Verizon recently released its 17th annual Data Breach Investigations Report (DBIR), which analyzed a record-high 30,458 global security incidents and 10,626 confirmed breaches in 2023 — a two-fold increase over the prior year.
“Exploitation of vulnerabilities” in IT systems, such as unpatched networks, almost tripled during 2023 and accounted for 14% of all breaches. One of the largest drivers of this increase was a vulnerability hackers exploited in the MOVEit software – a product used to encrypt and transfer files – that allowed cybercriminals to launch ransomware attacks, first in the education sector and later spreading to finance and insurance industries.
Another key takeaway from the report is that human error continues to cause 68% of data breaches. Phishing – a practice that tricks unsuspecting users into revealing confidential data such as passwords or financial information – remains a major threat.
The rise of artificial intelligence (AI) was less of a culprit compared to challenges in large-scale vulnerability management in 2023, the report said.
“While the adoption of artificial intelligence to gain access to valuable corporate assets is a concern on the horizon, a failure to patch basic vulnerabilities has threat actors not needing to advance their approach,” said Chris Novak, Sr. director of Cybersecurity Consulting, Verizon Business.
Analysis of the Cybersecurity Infrastructure and Security Agency (CISA) Known Exploited Vulnerabilities (KEV) catalog revealed it takes organizations an average 55 days to remediate 50% of critical vulnerabilities once patches are available. Meanwhile, the median time for detecting mass exploitations of the CISA KEV on the internet is five days.

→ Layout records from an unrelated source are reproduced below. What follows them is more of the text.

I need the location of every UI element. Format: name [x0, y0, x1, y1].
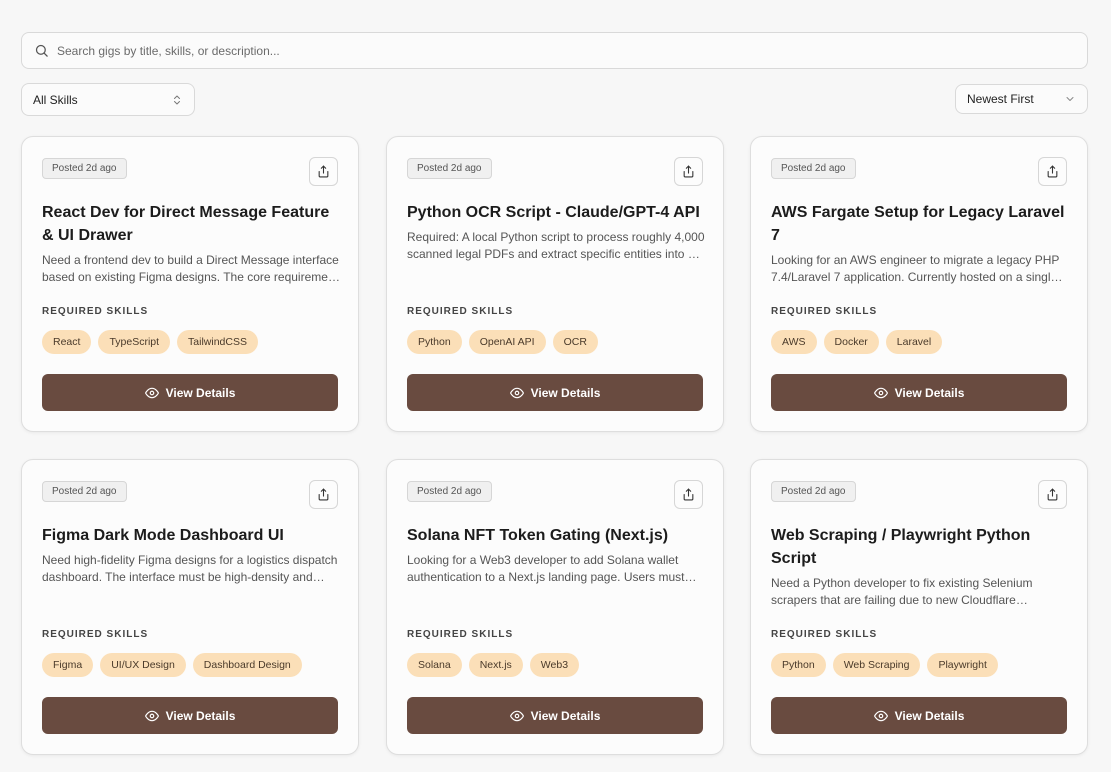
posted-badge: Posted 2d ago — [42, 158, 127, 179]
share-icon — [318, 488, 329, 501]
gig-title: Web Scraping / Playwright Python Script — [771, 527, 1031, 567]
skill-tag: React — [42, 330, 92, 354]
gig-card-1: Posted 2d ago React Dev for Direct Messa… — [21, 136, 359, 432]
share-icon — [683, 165, 694, 178]
view-details-button[interactable]: View Details — [771, 374, 1067, 411]
skill-tag: Web Scraping — [832, 653, 921, 677]
required-skills-label: REQUIRED SKILLS — [771, 629, 878, 640]
share-icon — [1047, 488, 1058, 501]
eye-icon — [509, 710, 524, 721]
required-skills-label: REQUIRED SKILLS — [42, 306, 149, 317]
eye-icon — [873, 710, 888, 721]
skill-tag: Dashboard Design — [192, 653, 302, 677]
gig-title: React Dev for Direct Message Feature & U… — [42, 204, 330, 244]
gig-description: Need high-fidelity Figma designs for a l… — [42, 553, 338, 584]
skill-tag: Solana — [407, 653, 462, 677]
skill-tags: Python OpenAI API OCR — [407, 330, 598, 354]
skill-tags: Solana Next.js Web3 — [407, 653, 580, 677]
skill-tag: OCR — [552, 330, 598, 354]
skill-tag: Docker — [823, 330, 879, 354]
posted-badge: Posted 2d ago — [771, 158, 856, 179]
gig-description: Need a Python developer to fix existing … — [771, 576, 1033, 607]
skill-tag: UI/UX Design — [100, 653, 186, 677]
skill-tags: AWS Docker Laravel — [771, 330, 943, 354]
view-details-button[interactable]: View Details — [42, 374, 338, 411]
share-button[interactable] — [1038, 480, 1067, 509]
view-details-button[interactable]: View Details — [407, 697, 703, 734]
search-input[interactable] — [57, 43, 1087, 58]
posted-badge: Posted 2d ago — [407, 481, 492, 502]
share-button[interactable] — [674, 157, 703, 186]
posted-badge: Posted 2d ago — [771, 481, 856, 502]
skill-tag: Figma — [42, 653, 94, 677]
sort-value: Newest First — [967, 92, 1034, 106]
gig-title: Python OCR Script - Claude/GPT-4 API — [407, 204, 700, 221]
skill-tag: Next.js — [468, 653, 523, 677]
skill-tag: Python — [771, 653, 826, 677]
gig-card-2: Posted 2d ago Python OCR Script - Claude… — [386, 136, 724, 432]
eye-icon — [509, 387, 524, 398]
gig-card-3: Posted 2d ago AWS Fargate Setup for Lega… — [750, 136, 1088, 432]
gig-description: Looking for an AWS engineer to migrate a… — [771, 253, 1060, 284]
required-skills-label: REQUIRED SKILLS — [407, 629, 514, 640]
view-details-label: View Details — [894, 385, 965, 400]
chevron-down-icon — [1066, 97, 1074, 101]
required-skills-label: REQUIRED SKILLS — [42, 629, 149, 640]
eye-icon — [873, 387, 888, 398]
required-skills-label: REQUIRED SKILLS — [771, 306, 878, 317]
view-details-button[interactable]: View Details — [407, 374, 703, 411]
skill-tag: TypeScript — [98, 330, 171, 354]
gig-title: Solana NFT Token Gating (Next.js) — [407, 527, 669, 544]
skill-tags: React TypeScript TailwindCSS — [42, 330, 258, 354]
share-button[interactable] — [309, 480, 338, 509]
share-icon — [1047, 165, 1058, 178]
sort-select[interactable]: Newest First — [955, 84, 1088, 114]
eye-icon — [144, 710, 159, 721]
posted-badge: Posted 2d ago — [407, 158, 492, 179]
gig-board: All Skills Newest First Posted 2d ago Re… — [0, 0, 1111, 772]
chevron-up-down-icon — [174, 95, 180, 104]
skill-tags: Figma UI/UX Design Dashboard Design — [42, 653, 302, 677]
view-details-label: View Details — [165, 708, 236, 723]
gig-card-5: Posted 2d ago Solana NFT Token Gating (N… — [386, 459, 724, 755]
gig-card-6: Posted 2d ago Web Scraping / Playwright … — [750, 459, 1088, 755]
skills-filter-select[interactable]: All Skills — [21, 83, 195, 116]
skill-tag: Python — [407, 330, 462, 354]
view-details-label: View Details — [530, 708, 601, 723]
gig-card-4: Posted 2d ago Figma Dark Mode Dashboard … — [21, 459, 359, 755]
skill-tag: Laravel — [885, 330, 943, 354]
skill-tag: TailwindCSS — [177, 330, 258, 354]
share-button[interactable] — [309, 157, 338, 186]
posted-badge: Posted 2d ago — [42, 481, 127, 502]
gig-title: Figma Dark Mode Dashboard UI — [42, 527, 284, 544]
skills-filter-value: All Skills — [33, 92, 78, 107]
view-details-label: View Details — [165, 385, 236, 400]
search-bar[interactable] — [21, 32, 1088, 69]
gig-description: Need a frontend dev to build a Direct Me… — [42, 253, 339, 284]
gig-description: Looking for a Web3 developer to add Sola… — [407, 553, 685, 584]
skill-tag: AWS — [771, 330, 817, 354]
view-details-label: View Details — [530, 385, 601, 400]
skill-tag: OpenAI API — [468, 330, 546, 354]
share-icon — [683, 488, 694, 501]
share-icon — [318, 165, 329, 178]
skill-tags: Python Web Scraping Playwright — [771, 653, 998, 677]
eye-icon — [144, 387, 159, 398]
search-icon — [35, 44, 48, 57]
gig-title: AWS Fargate Setup for Legacy Laravel 7 — [771, 204, 1065, 244]
view-details-button[interactable]: View Details — [771, 697, 1067, 734]
share-button[interactable] — [1038, 157, 1067, 186]
view-details-label: View Details — [894, 708, 965, 723]
skill-tag: Web3 — [529, 653, 580, 677]
skill-tag: Playwright — [927, 653, 998, 677]
gig-description: Required: A local Python script to proce… — [407, 230, 705, 261]
share-button[interactable] — [674, 480, 703, 509]
view-details-button[interactable]: View Details — [42, 697, 338, 734]
required-skills-label: REQUIRED SKILLS — [407, 306, 514, 317]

“This year’s DBIR findings reflect the evolving landscape that today’s CISO’s must navigate – balancing the need to address vulnerabilities quicker than ever before while investing in the continued employee education as it relates to ransomware and cybersecurity hygiene,” said Craig Robinson, Research Vice President, Security Services at IDC.
“The breadth and depth of the incidents examined in this report provides a window into how breaches are occurring, and despite the low-level of complexity are still proving to be incredibly costly for enterprises,” he said.
Last year, 15% of breaches involved a third party, including data custodians, third-party software vulnerabilities, and other direct or indirect supply chain issues. This metric — new for the 2024 DBIR — shows a 68% increase from the year before.
The human element continues to be the front door for cybercriminals, the report said.
Most breaches, whether they include a third party or not, involve a non-malicious human element – a person making an error or falling prey to a social engineering attack. This percentage is about the same as last year.
One potential countervailing force is the improvement of reporting practices: 20% of users identified and reported phishing in simulation engagements, and 11% of users who clicked the email also reported it.
“The persistence of the human element in breaches shows that there is still plenty of room for improvement with regard to cybersecurity training, but the increase in self-reporting indicates a culture change that destigmatizes human error and may serve to shine a light on the importance of cybersecurity awareness among the general workforce,” Novak said.
Other key findings from this year’s report include:
- 32% of all breaches involved some type of extortion technique, including ransomware.
- Over the past two years, between 24% and 25% of financially motivated incidents involved pretexting, a social engineering technique that manipulates unsuspecting victims into divulging information.
- Over the past 10 years, the use of stolen credentials has appeared in almost one-third (31%) of all breaches.
- Espionage attacks continue to dominate in Asia-Pacific region, where 25% of cyberattacks are motivated by espionage. In Europe and North America, attacks motivated by espionage are significantly lower, 6% and 4%, respectively.